With its vast untapped resources, there is a lot of focus on the growth that Africa is currently making. Our potential as a continent is a living, growing force that is difficult to ignore.
What we cannot afford to ignore though is the work that needs to be done to turn this potential into success. We must start driving practical solutions to some of the more pressing challenges that have already had a hold on Africa for too long.
Unemployment needs to be first on the list. Looking at a sample of unemployment statistics from across Africa, it’s clear we have a long way to go.
In Kenya, the rate of unemployment recently hit a new high of 39.1%, according to the UN Human Development Index 2017. Meanwhile, Ghana’s graduate unemployment rate is also exceptionally high – the World Bank’s latest report on jobs in Ghana estimates that 48% of 15 to 24-year old young people are unemployed. The current outlook in Uganda is also extremely troubling with 58% of the people aged between 14 and 64 being unemployed, according to the results of a National Housing and Population census conducted by the Ugandan Bureau of Statistics.
The power of entrepreneurship
But the good news is that Africa is alive with entrepreneurial potential. The Global Entrepreneurship Monitor (GEM) provides a positive look at the total early-stage entrepreneurial activity (TEA) rate in a number of African countries. The TEA rate essentially measures the percentage of the population who are either nascent entrepreneurs or owner-managers of a new business. In Uganda this sits at 35.5% and in Ghana at 25.8%.
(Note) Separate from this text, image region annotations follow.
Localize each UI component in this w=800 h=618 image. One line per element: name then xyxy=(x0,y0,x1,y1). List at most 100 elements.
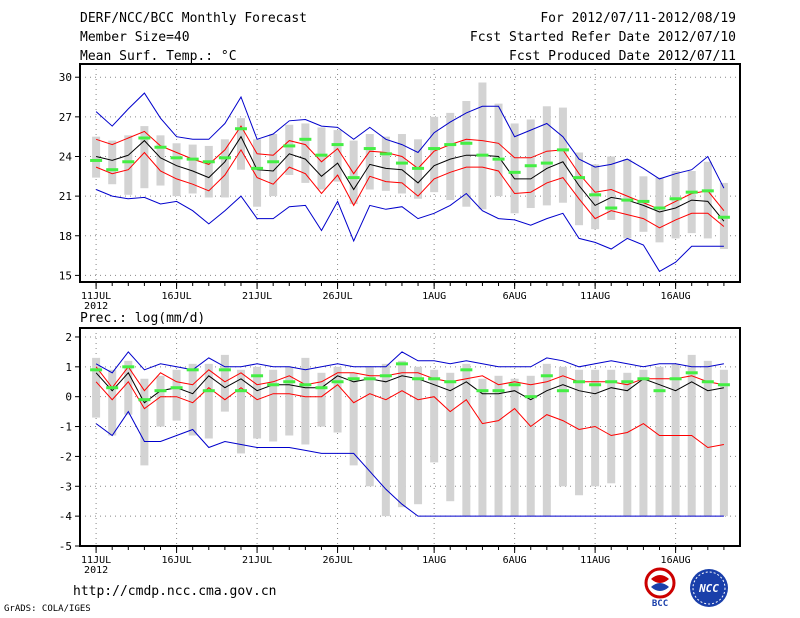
p0-spread-box xyxy=(204,145,213,198)
p0-frame xyxy=(79,63,741,283)
p1-ytick-label: -1 xyxy=(59,421,72,434)
p1-xtick-label: 26JUL xyxy=(323,555,353,566)
p0-observed-mark xyxy=(556,148,569,152)
p1-max-line xyxy=(95,351,724,374)
p1-spread-box xyxy=(575,369,584,496)
p0-xtick-label: 21JUL xyxy=(242,291,272,302)
p1-frame xyxy=(79,327,741,547)
p0-year-label: 2012 xyxy=(84,301,108,312)
ncc-logo: NCC xyxy=(690,569,728,607)
p0-spread-box xyxy=(172,143,181,197)
p1-observed-mark xyxy=(170,386,183,390)
p1-spread-box xyxy=(526,375,535,517)
p1-spread-box xyxy=(92,357,101,418)
p0-observed-mark xyxy=(653,206,666,210)
p1-observed-mark xyxy=(395,362,408,366)
p1-observed-mark xyxy=(299,383,312,387)
p0-observed-mark xyxy=(218,156,231,160)
p0-ytick-label: 27 xyxy=(59,111,72,124)
p0-observed-mark xyxy=(717,215,730,219)
p1-ytick-label: 1 xyxy=(65,361,72,374)
p1-observed-mark xyxy=(605,380,618,384)
bcc-logo-swirl-top xyxy=(651,575,669,583)
p0-observed-mark xyxy=(299,137,312,141)
p1-observed-mark xyxy=(154,389,167,393)
p0-observed-mark xyxy=(524,164,537,168)
bcc-logo-swirl-bottom xyxy=(651,583,669,591)
p0-ytick-label: 15 xyxy=(59,269,72,282)
p0-spread-box xyxy=(92,136,101,178)
produced-date: Fcst Produced Date 2012/07/11 xyxy=(509,49,736,64)
p1-xtick-label: 16JUL xyxy=(162,555,192,566)
refer-date: Fcst Started Refer Date 2012/07/10 xyxy=(469,30,736,45)
p1-observed-mark xyxy=(412,377,425,381)
p1-observed-mark xyxy=(621,380,634,384)
p1-xtick-label: 11AUG xyxy=(580,555,610,566)
p0-observed-mark xyxy=(395,161,408,165)
p1-observed-mark xyxy=(379,374,392,378)
p1-min-line xyxy=(95,410,724,517)
p1-spread-box xyxy=(719,369,728,517)
p0-spread-box xyxy=(430,116,439,193)
p0-spread-box xyxy=(285,124,294,175)
p1-observed-mark xyxy=(138,398,151,402)
p1-observed-mark xyxy=(685,371,698,375)
p0-spread-box xyxy=(365,134,374,190)
p0-spread-box xyxy=(317,127,326,190)
p0-spread-box xyxy=(269,134,278,197)
p1-spread-box xyxy=(591,369,600,487)
p0-xtick-label: 1AUG xyxy=(422,291,446,302)
p0-spread-box xyxy=(591,164,600,230)
p1-observed-mark xyxy=(717,383,730,387)
source-url[interactable]: http://cmdp.ncc.cma.gov.cn xyxy=(73,584,277,599)
p0-observed-mark xyxy=(508,170,521,174)
p0-lower-line xyxy=(95,148,725,229)
p0-spread-box xyxy=(687,171,696,234)
p1-observed-mark xyxy=(540,374,553,378)
p0-ytick-label: 24 xyxy=(59,150,73,163)
p1-spread-box xyxy=(639,369,648,517)
p1-xtick-label: 6AUG xyxy=(503,555,527,566)
p1-spread-box xyxy=(285,366,294,436)
p1-spread-box xyxy=(397,360,406,508)
p1-ytick-label: -5 xyxy=(59,540,72,553)
p1-spread-box xyxy=(365,366,374,487)
p1-upper-line xyxy=(95,365,724,392)
p0-spread-box xyxy=(156,135,165,186)
p0-observed-mark xyxy=(685,190,698,194)
p1-ytick-label: -2 xyxy=(59,450,72,463)
p1-observed-mark xyxy=(283,380,296,384)
p0-observed-mark xyxy=(106,168,119,172)
p1-observed-mark xyxy=(234,389,247,393)
p0-spread-box xyxy=(478,82,487,210)
p0-observed-mark xyxy=(428,147,441,151)
p1-observed-mark xyxy=(267,383,280,387)
precip-label: Prec.: log(mm/d) xyxy=(80,311,206,326)
p0-observed-mark xyxy=(669,197,682,201)
p1-observed-mark xyxy=(122,365,135,369)
p1-observed-mark xyxy=(444,380,457,384)
p1-observed-mark xyxy=(90,368,103,372)
p1-spread-box xyxy=(269,369,278,442)
p0-spread-box xyxy=(462,100,471,207)
p1-xtick-label: 1AUG xyxy=(422,555,446,566)
p0-observed-mark xyxy=(412,166,425,170)
p0-observed-mark xyxy=(267,160,280,164)
p0-spread-box xyxy=(220,139,229,198)
p0-observed-mark xyxy=(315,153,328,157)
p0-observed-mark xyxy=(589,193,602,197)
p1-mean-line xyxy=(95,371,724,404)
p1-observed-mark xyxy=(701,380,714,384)
p1-observed-mark xyxy=(428,377,441,381)
ncc-logo-inner-ring xyxy=(692,571,726,605)
p1-spread-box xyxy=(558,366,567,487)
p0-spread-box xyxy=(236,118,245,170)
p0-spread-box xyxy=(639,176,648,232)
p0-observed-mark xyxy=(234,127,247,131)
p0-spread-box xyxy=(381,136,390,191)
p1-spread-box xyxy=(542,363,551,517)
p0-observed-mark xyxy=(573,176,586,180)
p0-observed-mark xyxy=(90,158,103,162)
p0-xtick-label: 16AUG xyxy=(661,291,691,302)
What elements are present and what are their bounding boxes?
There is little doubt that through the support of entrepreneurs, we can have a positive effect on unemployment and working poverty rates. The EY Global Job Creation and Youth Entrepreneurship Survey 2015 revealed that 47% of entrepreneurs have plans to increase the size of their workforce – compared to just 29% of larger corporations.
But despite this, the job creation expectation rate for many countries in Africa still remains quite low – in Ghana it is currently at 8.5% and in Uganda at 6.2%, according to GEM.
In light of this, we need to start questioning whether potential business owners are being equipped with the skills they need to achieve true business growth – the kind of growth that will start having a positive impact on the economic outlook for our continent.
And perhaps (even more importantly) is the question regarding whether we are equipping our children to create job opportunities or simply to build careers.
If we are going to achieve the level of impact we seek, we need to think bigger than just the funding of small businesses and focus on creating a true culture of entrepreneurship.
Recently, one of Samsung’s Female Academy students in Ghana spoke about her own hopes to one day run a business. Comfort Pokua was raised by her grandmother after her parents passed away. Because she didn’t have the money for secondary education, the academy was instrumental in opening new doors for the aspiring entrepreneur.
On her journey, she says that she has learnt a lot about customer service and how to install and reassemble Samsung products. But most importantly, Comfort feels that she now has the skills needed to one day run her own company.
It’s because of Samsung’s desire to create more stories like this one that the company has implemented similar initiatives across Africa. From Nigeria to Ethiopia, Ghana and South Africa, Samsung’s Engineering Academies and Technical Programmes are helping to develop young talent into skilled professionals and future business leaders.
The culture of entrepreneurship can become more vibrant if it is inculcated among pupils in primary schools even as they pursue excellence in their academic studies.